Лицо репортера побагровело; но ему ничего не оставалось как замолчать.
Когда кларнет начал выделывать известную, очаровательную трель, некоторые из зрителей стали тихонько подпевать. Подобно отдаленным звукам эоловой арфы, это экспромтное пение было сперва едва слышно; но потом становилось все дружнее и громче. Когда же загремел заключительный марш, весь театр уже вторил восторженно оркестру.
— Вот тебе заразительная сила соловьиной песни без слов! — шепнул Марк-Июний Скарамуцции.
Занавес взвился, и представление началось. Роскошный декорации, изображавшие живописный швейцарский ландшафт, характерные костюмы актеров-поселян и, особенно, звучный хор их не преминули пленить вначале взор и слух помпейца, не привыкшего к такой богатой обстановке. Но он все ждал Лютеции-Тетрацини, которой еще не было на сцене.
— Скоро ли она, наконец, выйдет? — спросил он Баланцони.
— Кто? Твоя Лютеция?
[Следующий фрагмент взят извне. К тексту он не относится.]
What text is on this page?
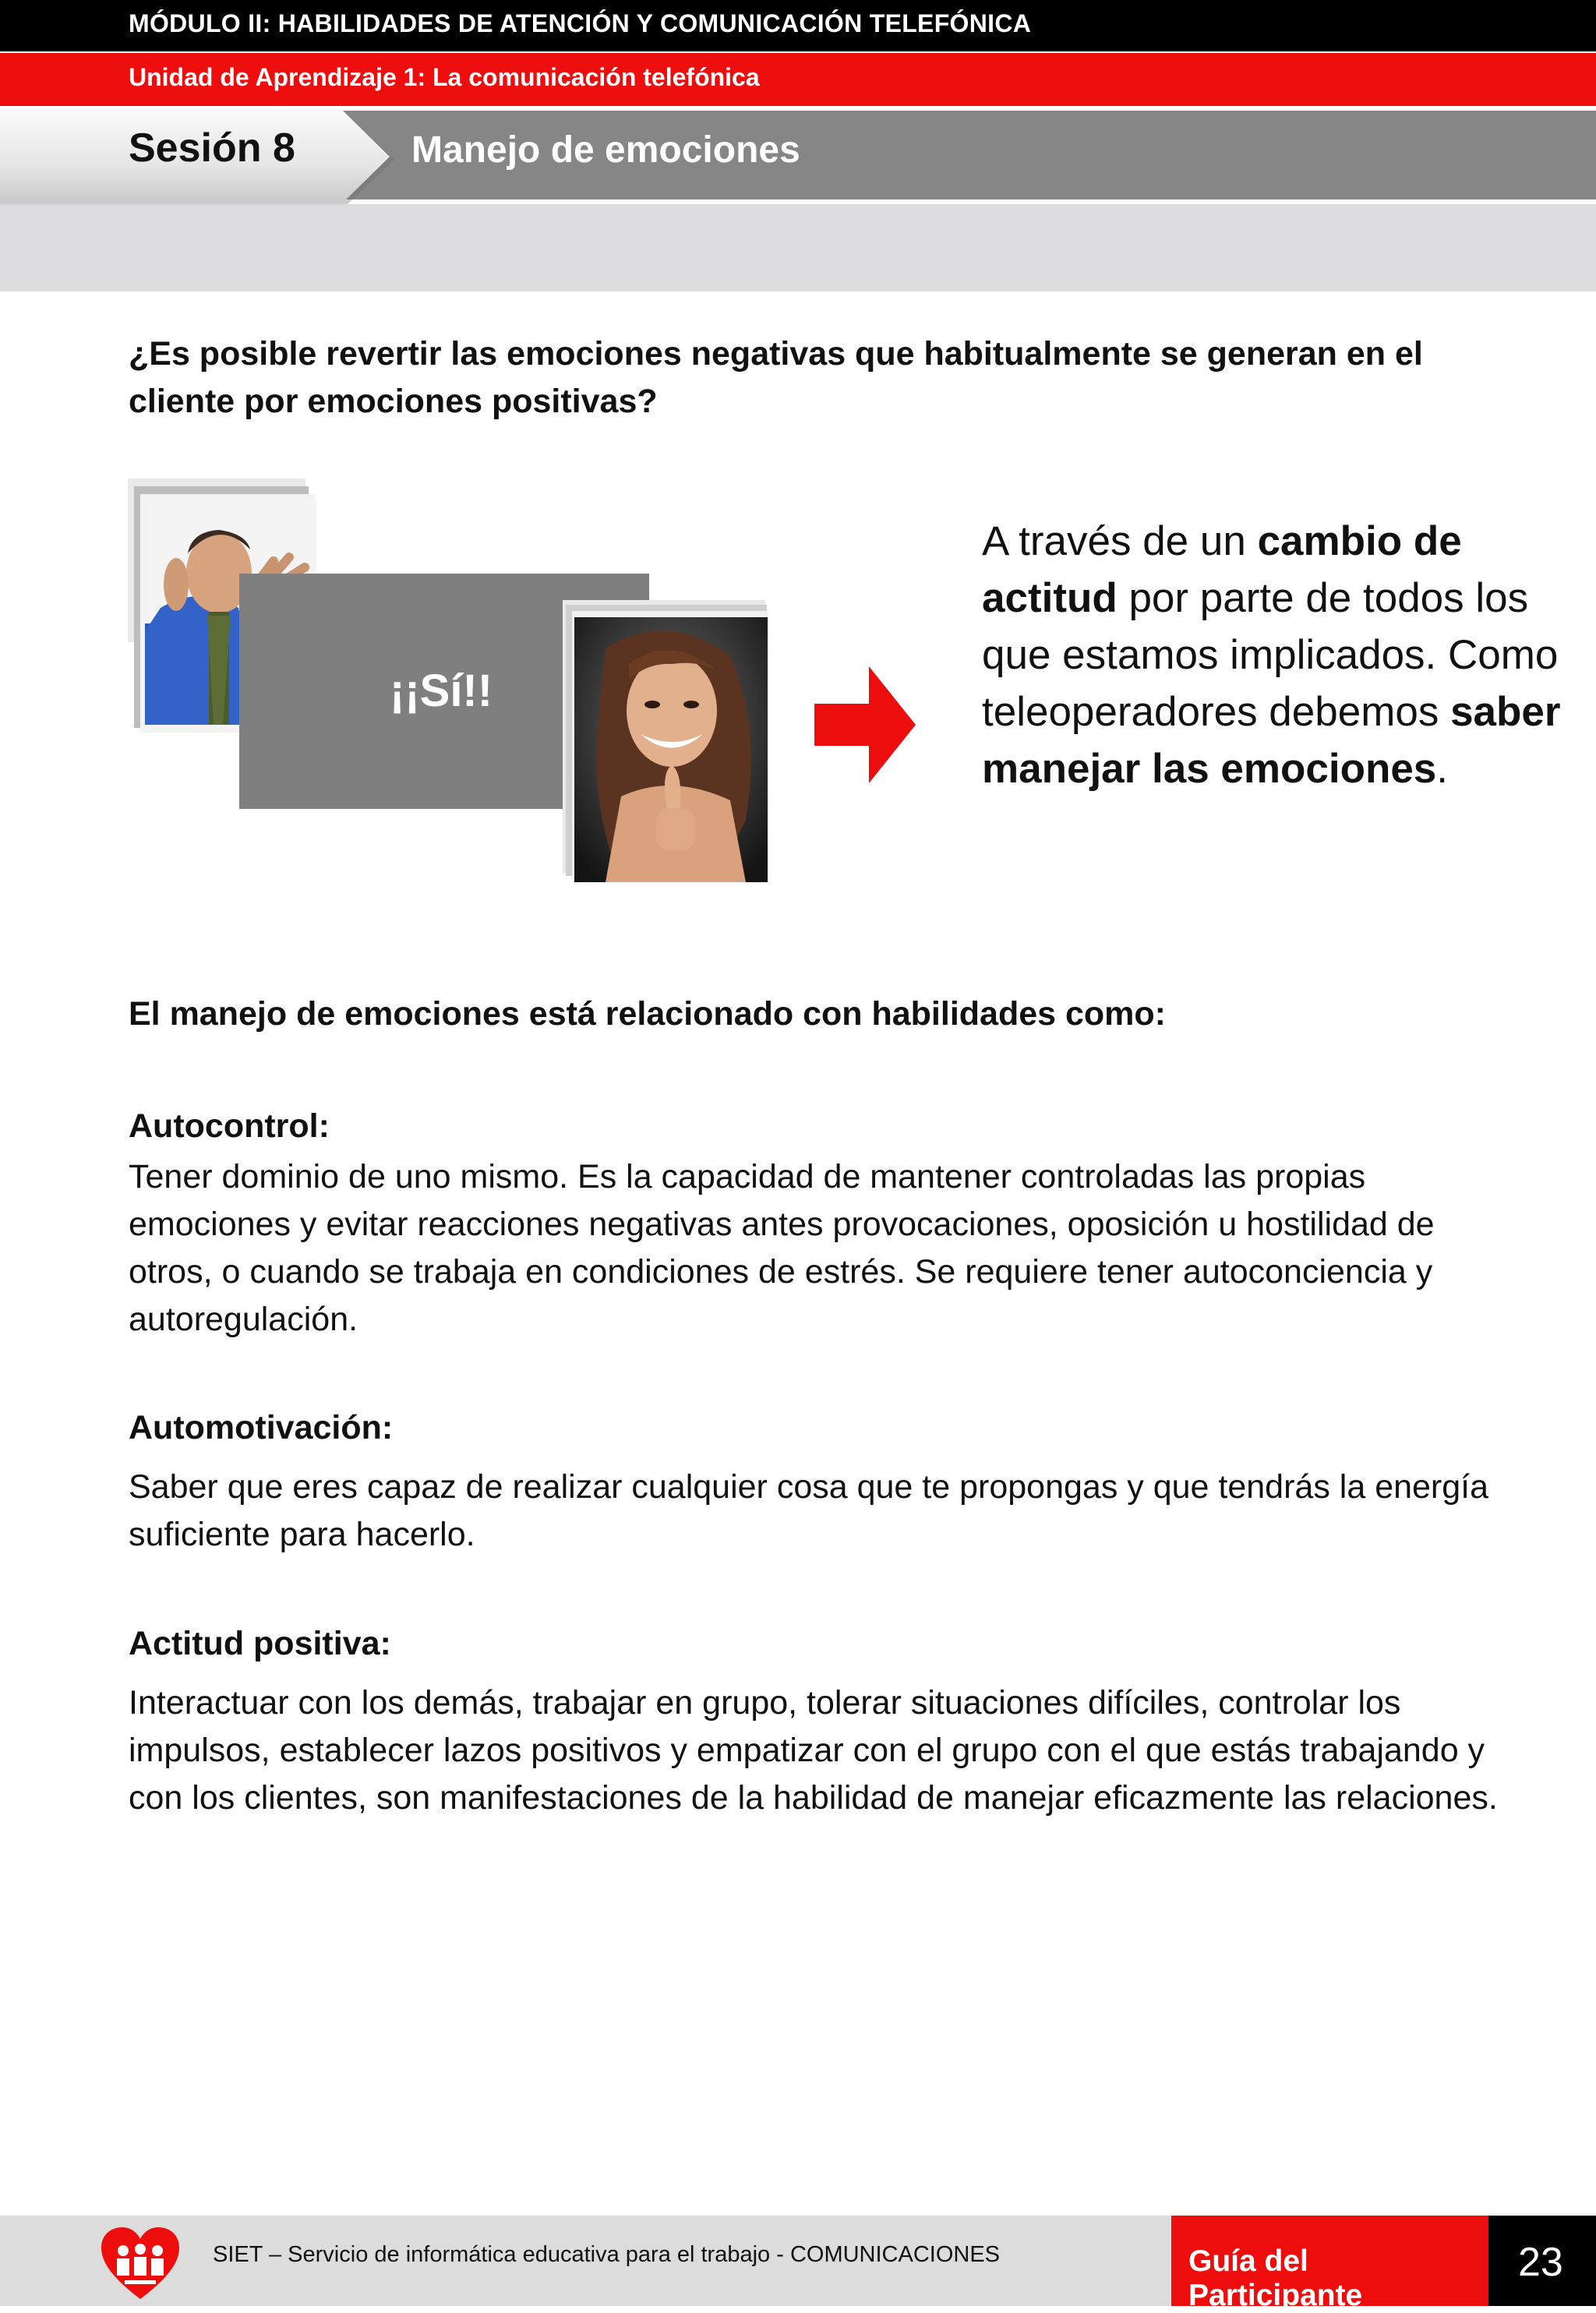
MÓDULO II: HABILIDADES DE ATENCIÓN Y COMUNICACIÓN TELEFÓNICA
Unidad de Aprendizaje 1: La comunicación telefónica
Sesión 8	Manejo de emociones
¿Es posible revertir las emociones negativas que habitualmente se generan en el cliente por emociones positivas?
¡¡Sí!!
A través de un cambio de actitud por parte de todos los que estamos implicados. Como teleoperadores debemos saber manejar las emociones.
El manejo de emociones está relacionado con habilidades como:
Autocontrol:
Tener dominio de uno mismo. Es la capacidad de mantener controladas las propias emociones y evitar reacciones negativas antes provocaciones, oposición u hostilidad de otros, o cuando se trabaja en condiciones de estrés. Se requiere tener autoconciencia y autoregulación.
Automotivación:
Saber que eres capaz de realizar cualquier cosa que te propongas y que tendrás la energía suficiente para hacerlo.
Actitud positiva:
Interactuar con los demás, trabajar en grupo, tolerar situaciones difíciles, controlar los impulsos, establecer lazos positivos y empatizar con el grupo con el que estás trabajando y con los clientes, son manifestaciones de la habilidad de manejar eficazmente las relaciones.
SIET – Servicio de informática educativa para el trabajo - COMUNICACIONES	Guía del Participante
23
Потерпи немножко: она появится только во втором действии.
— Во втором!
С этого момента пьеса уже мало его занимал, и он не мог подавить зевоты.
— Ага! зеваешь? — обрадовался Скарамуцци.
— Да вонь, оглянись хоть кругом: занимает ли кого-нибудь эта ваша драма?
В самом деле, можно было подумать, что присутствовавшая многочисленная публика стеклась сюда не ради оперы, а для свидания с знакомыми, — людей посмотреть и себя показать.
Когда со сцены доносился бьющий в ухо мотив, всякий, правда, начинал опять мурлыкать его про себя; но самое действие было, казалось, всем так известно, что в редкой ложе кто-нибудь глядел на сцену. Сидевшие у барьера разряженные дамы, обмахиваясь веерами, весело болтали с стоявшими позади их кавалерами или же биноклем водили по ярусам и партеру.
— В этом ты, пожалуй, отчасти прав, — сказал Баланцони. — Но самый театр, согласись, не чета вашим древним театрам?
— Как тебе сказать? Этих мелких золотых украшений по борту у нас, точно, не было; не было и этого яркого электрического освещения, от которого в глазах рябит. Зато с перил свешивались пестрые сиракузские ковры; колонны и столбы были увиты, связаны между собою цветочными гирляндами; ложи патрициев и всадников так и пестрели шелком, пурпуром и золотом; но что всего важнее, — над головой у нас не было потолка, а светилось ясное, чистое небо; дышалось легко, да и глазам не было больно. Сколько человек помещается у вас здесь?
— Тысячи две.
— Только-то? А в нашем амфитеатре умещалось их двадцать тысяч! И ведь яблоку негде было упасть, никто глаз не смел оторвать от арены…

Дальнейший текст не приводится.